Die Linke: Eine enorm wichtige politische Kraft – trotz alledem

Die Linke muss eine Strategie zum konstruktiven Umgang mit den fortbestehenden inneren Konflikten finden

Die Linke ist und war eher eine sozialdemokratische Partei. Sie hat den Platz eingenommen, den SPD und Grüne seit 1998 mit dem ersten Kriegseinsatz der Bundeswehr seit dem Kriegsende 1945 und der Verabschiedung der Erwerbslosendrangsalierungsgesetze namens Hartz I bis IV geräumt haben. Das ist angesichts der herrschenden Kräfteverhältnisse durchaus ein hohes Gut. Denn diese Verhältnisse haben seither keine relevante Kraft links der Linken wachsen lassen oder sie gar selbst in eine ernsthaft antikapitalistische Kraft verwandelt. Im Gegenteil: Die anderen politischen Parteien sind mittlerweile immer weiter nach rechts gedriftet, was sich derzeit eindrücklich an deren Haltung in der Asylpolitik studieren lässt.

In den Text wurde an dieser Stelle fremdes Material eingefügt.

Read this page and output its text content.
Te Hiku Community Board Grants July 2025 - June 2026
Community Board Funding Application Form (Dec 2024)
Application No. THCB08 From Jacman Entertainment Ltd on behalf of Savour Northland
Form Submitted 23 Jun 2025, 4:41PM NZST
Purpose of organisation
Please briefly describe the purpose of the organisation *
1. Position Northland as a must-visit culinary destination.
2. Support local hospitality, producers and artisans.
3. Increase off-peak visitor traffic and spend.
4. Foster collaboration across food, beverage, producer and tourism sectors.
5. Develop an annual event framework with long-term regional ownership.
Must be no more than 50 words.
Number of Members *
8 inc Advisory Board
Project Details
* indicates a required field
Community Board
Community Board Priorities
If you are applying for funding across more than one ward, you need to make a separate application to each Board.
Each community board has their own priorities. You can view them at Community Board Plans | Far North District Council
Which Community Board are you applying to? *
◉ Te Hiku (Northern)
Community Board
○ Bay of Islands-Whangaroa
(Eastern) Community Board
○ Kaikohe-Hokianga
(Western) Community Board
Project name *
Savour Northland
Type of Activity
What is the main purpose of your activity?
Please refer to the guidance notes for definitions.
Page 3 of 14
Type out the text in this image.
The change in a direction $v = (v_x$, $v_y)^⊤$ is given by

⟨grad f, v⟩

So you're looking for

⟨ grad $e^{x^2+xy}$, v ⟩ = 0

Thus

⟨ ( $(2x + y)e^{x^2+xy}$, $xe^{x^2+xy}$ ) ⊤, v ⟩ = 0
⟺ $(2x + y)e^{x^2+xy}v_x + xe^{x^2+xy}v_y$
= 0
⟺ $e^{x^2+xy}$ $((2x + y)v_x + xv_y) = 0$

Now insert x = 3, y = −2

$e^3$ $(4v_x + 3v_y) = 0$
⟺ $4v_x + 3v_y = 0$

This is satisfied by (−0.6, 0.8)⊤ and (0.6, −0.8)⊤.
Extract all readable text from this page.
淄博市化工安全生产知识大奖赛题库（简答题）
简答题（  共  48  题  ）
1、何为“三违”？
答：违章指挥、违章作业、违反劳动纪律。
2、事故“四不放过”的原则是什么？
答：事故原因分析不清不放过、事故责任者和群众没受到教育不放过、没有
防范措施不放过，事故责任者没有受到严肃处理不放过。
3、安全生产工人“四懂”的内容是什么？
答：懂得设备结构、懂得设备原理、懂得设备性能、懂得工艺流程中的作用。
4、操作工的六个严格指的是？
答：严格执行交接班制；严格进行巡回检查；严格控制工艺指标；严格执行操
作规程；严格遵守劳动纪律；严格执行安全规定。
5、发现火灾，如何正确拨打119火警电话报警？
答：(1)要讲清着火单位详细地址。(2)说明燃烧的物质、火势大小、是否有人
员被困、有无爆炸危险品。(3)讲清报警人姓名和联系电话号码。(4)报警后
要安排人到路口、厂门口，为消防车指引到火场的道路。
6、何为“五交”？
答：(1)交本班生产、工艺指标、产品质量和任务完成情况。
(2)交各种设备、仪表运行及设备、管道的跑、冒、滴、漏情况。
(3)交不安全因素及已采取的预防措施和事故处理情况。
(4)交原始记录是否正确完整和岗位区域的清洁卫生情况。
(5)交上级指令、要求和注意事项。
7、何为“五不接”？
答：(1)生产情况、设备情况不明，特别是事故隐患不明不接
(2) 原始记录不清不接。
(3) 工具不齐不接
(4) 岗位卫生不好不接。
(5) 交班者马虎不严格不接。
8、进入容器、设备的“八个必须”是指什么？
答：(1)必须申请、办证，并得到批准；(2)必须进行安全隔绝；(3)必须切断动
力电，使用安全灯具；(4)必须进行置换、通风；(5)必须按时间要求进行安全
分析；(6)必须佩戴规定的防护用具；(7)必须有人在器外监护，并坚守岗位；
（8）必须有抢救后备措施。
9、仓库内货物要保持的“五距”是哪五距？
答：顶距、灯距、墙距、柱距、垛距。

Insofern ist eine Kraft links von all dem eine objektive Notwendigkeit, so halbherzig bei ihr politische Praxis und Gesellschaftsanalyse daherkommen mögen. Ob sie wieder eine Kraft mit relevantem Wähler- und Unterstützerpotenzial aus sozialen und zivilgesellschaftlichen Gruppen werden kann, ist angesichts ihrer Schwächung infolge des Dauerkonflikts mit dem Lager um Sahra Wagenknecht und Oskar Lafontaine in den letzten Jahren offen. Daran ändert sich auch nach dem Exodus dieser Leute nichts, deren Kritik seit 2017 immer destruktiv, unsolidarisch und inhaltlich schon länger mit nach rechts offenen Politikansätzen verbunden war.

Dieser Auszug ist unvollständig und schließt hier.